The example is often quoted of a tree falling in a forest, and whether if no-one observed it, it really happened. This is usually part of a philosophical debate, looking for a theory of reality, of how things are, but it just-misses an important gateway to insight.
The point of the example is that the event is not KNOWN by anyone, so whether or not it happened lacks any experiential evidence. If, instead of asking about “reality” we ask about appearance, it is clear that there was no appearance of a tree falling – because no-one saw it. All appearance – all awareness – involves an aspect of being known, and an aspect of what is known.
When we see something (or perceive with any other sense) there is awareness which involves these two aspects, and although these aspects are utterly inseparable in any appearance, we interpret the situation as being a person, me, knowing a separate thing.
even my body
We draw an imaginary line around our body, classing anything outside that as not me. Curiously we do this even when the object we perceive is one we class as also being me – eg my knee. Somehow we ‘contract’ the me-boundary to allow a knowing-me to perceive a known-me. In fact we cannot find any part of me which cannot be treated as an object in this way, that is, we cannot find any Knower as an object – after all, what could possible know it?
So we have no evidence, no experience, that such a Knower exists, separately from the object known. We continue to split any instance of awareness, any appearance, into Knower (knowing-consciousness) and known-object, even though there could be no awareness without both these aspects and there is no evidence of this split.
what about thinking?
To take this intellectual realisation and notice it in our experience – that is, to cease to interpret our experience in the complicating way we’re used to, requires close observation of the kind possible in meditation. Even when the appearance we consider is that of thinking, we assume there is a separate thinker. How could that work!

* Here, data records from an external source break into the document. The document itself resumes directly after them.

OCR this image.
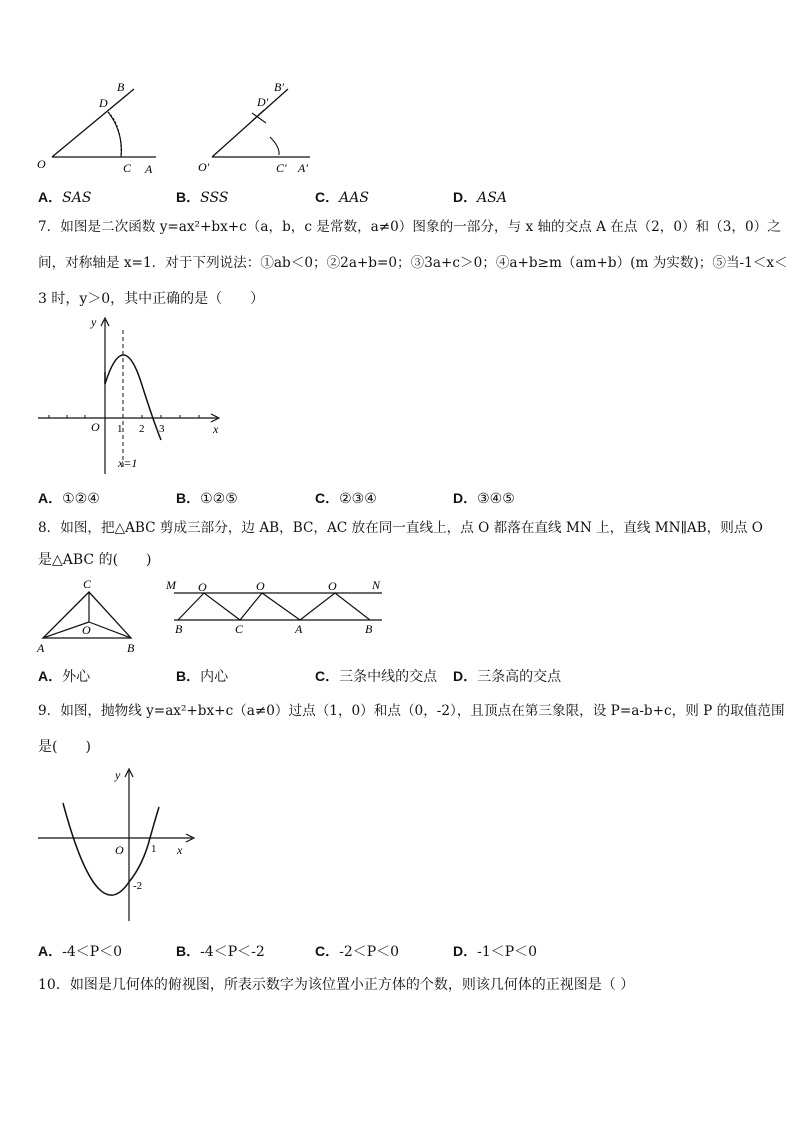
B
D
O	C A
B′
D′
O′	C′ A′
A．SAS	B．SSS	C．AAS	D．ASA
7．如图是二次函数 y=ax²+bx+c（a，b，c 是常数，a≠0）图象的一部分，与 x 轴的交点 A 在点（2，0）和（3，0）之
间，对称轴是 x=1．对于下列说法：①ab＜0；②2a+b=0；③3a+c＞0；④a+b≥m（am+b）(m 为实数)；⑤当-1＜x＜
3 时，y＞0，其中正确的是（　　）
y
x
O 1 2 3
x=1
A．①②④	B．①②⑤	C．②③④	D．③④⑤
8．如图，把△ABC 剪成三部分，边 AB，BC，AC 放在同一直线上，点 O 都落在直线 MN 上，直线 MN∥AB，则点 O
是△ABC 的(　　)
C
O
A	B
M O	O	O	N
B	C	A	B
A．外心	B．内心	C．三条中线的交点 D．三条高的交点
9．如图，抛物线 y=ax²+bx+c（a≠0）过点（1，0）和点（0，-2），且顶点在第三象限，设 P=a-b+c，则 P 的取值范围
是(　　)
y
x
O 1
-2
A．-4＜P＜0	B．-4＜P＜-2	C．-2＜P＜0	D．-1＜P＜0
10．如图是几何体的俯视图，所表示数字为该位置小正方体的个数，则该几何体的正视图是（ ）
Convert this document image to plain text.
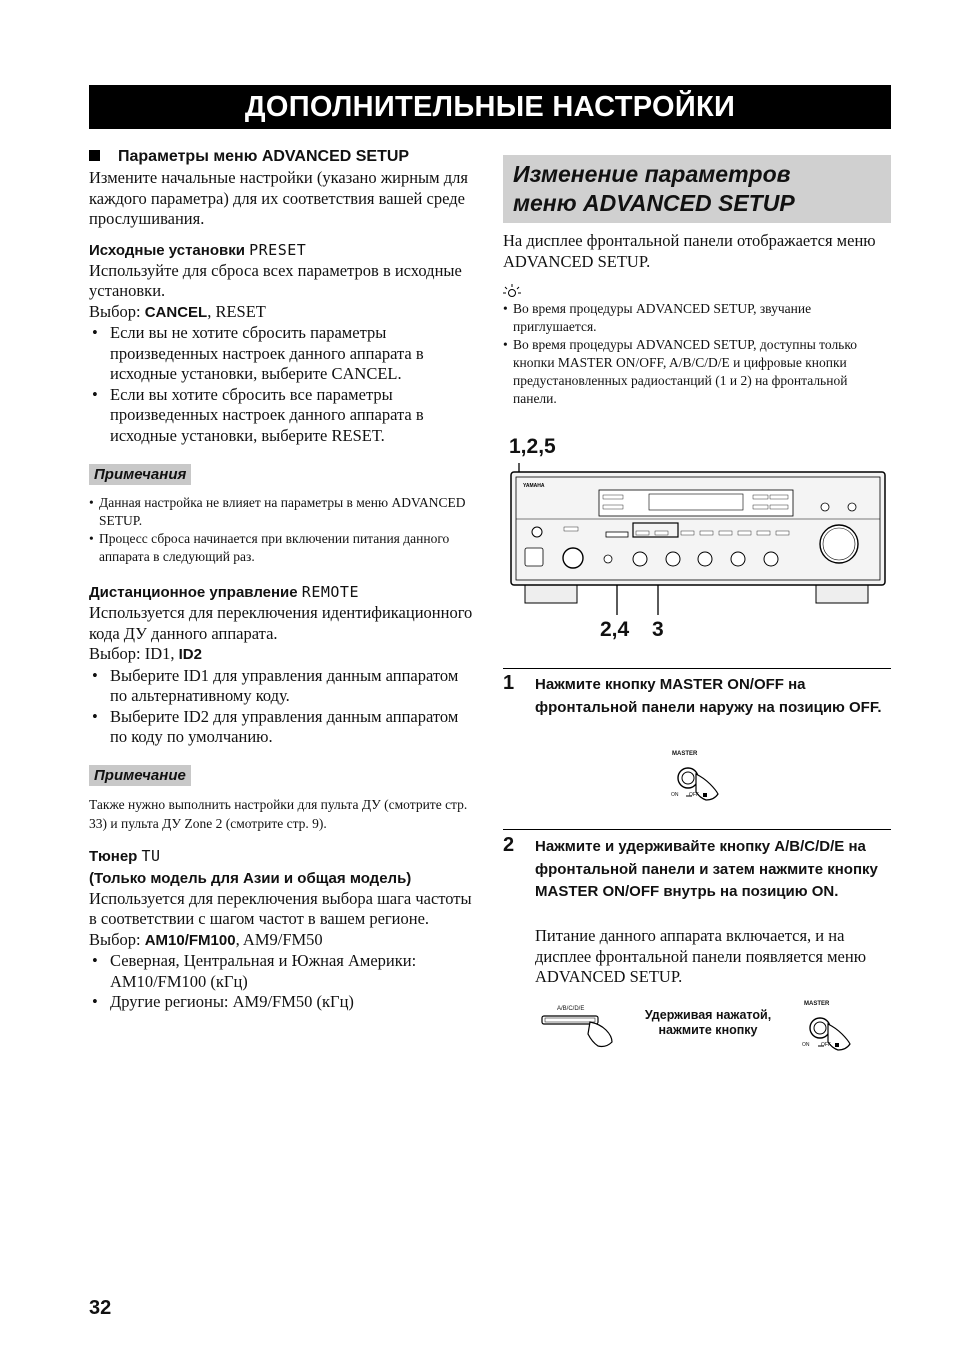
ДОПОЛНИТЕЛЬНЫЕ НАСТРОЙКИ
Параметры меню ADVANCED SETUP

Измените начальные настройки (указано жирным для каждого параметра) для их соответствия вашей среде прослушивания.

Исходные установки PRESET

Используйте для сброса всех параметров в исходные установки.

Выбор: CANCEL, RESET

• Если вы не хотите сбросить параметры произведенных настроек данного аппарата в исходные установки, выберите CANCEL.
• Если вы хотите сбросить все параметры произведенных настроек данного аппарата в исходные установки, выберите RESET.
Примечания
• Данная настройка не влияет на параметры в меню ADVANCED SETUP.
• Процесс сброса начинается при включении питания данного аппарата в следующий раз.
Дистанционное управление REMOTE

Используется для переключения идентификационного кода ДУ данного аппарата.

Выбор: ID1, ID2

• Выберите ID1 для управления данным аппаратом по альтернативному коду.
• Выберите ID2 для управления данным аппаратом по коду по умолчанию.
Примечание

Также нужно выполнить настройки для пульта ДУ (смотрите стр. 33) и пульта ДУ Zone 2 (смотрите стр. 9).

Тюнер TU
(Только модель для Азии и общая модель)

Используется для переключения выбора шага частоты в соответствии с шагом частот в вашем регионе.

Выбор: AM10/FM100, AM9/FM50

• Северная, Центральная и Южная Америки: AM10/FM100 (кГц)
• Другие регионы: AM9/FM50 (кГц)
Изменение параметров
меню ADVANCED SETUP

На дисплее фронтальной панели отображается меню ADVANCED SETUP.

• Во время процедуры ADVANCED SETUP, звучание приглушается.
• Во время процедуры ADVANCED SETUP, доступны только кнопки MASTER ON/OFF, A/B/C/D/E и цифровые кнопки предустановленных радиостанций (1 и 2) на фронтальной панели.
1,2,5
2,4 3
YAMAHA
1 Нажмите кнопку MASTER ON/OFF на фронтальной панели наружу на позицию OFF.
MASTER
ON OFF
2 Нажмите и удерживайте кнопку A/B/C/D/E на фронтальной панели и затем нажмите кнопку MASTER ON/OFF внутрь на позицию ON.

Питание данного аппарата включается, и на дисплее фронтальной панели появляется меню ADVANCED SETUP.

A/B/C/D/E	Удерживая нажатой,
нажмите кнопку
MASTER
ON OFF
32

Observing thinking should reveal to us that this way of describing it is a case of ‘this mountain and that mountain’ – where ‘this’ and ‘that’ vary according to which one you are observing from. There was just thinking, and then the interpretation is made (another thought) that you are now the one who observed it. You “thought” yourself separate from that first thinking. It’s a trick you fool yourself with, a “sleight of mind”.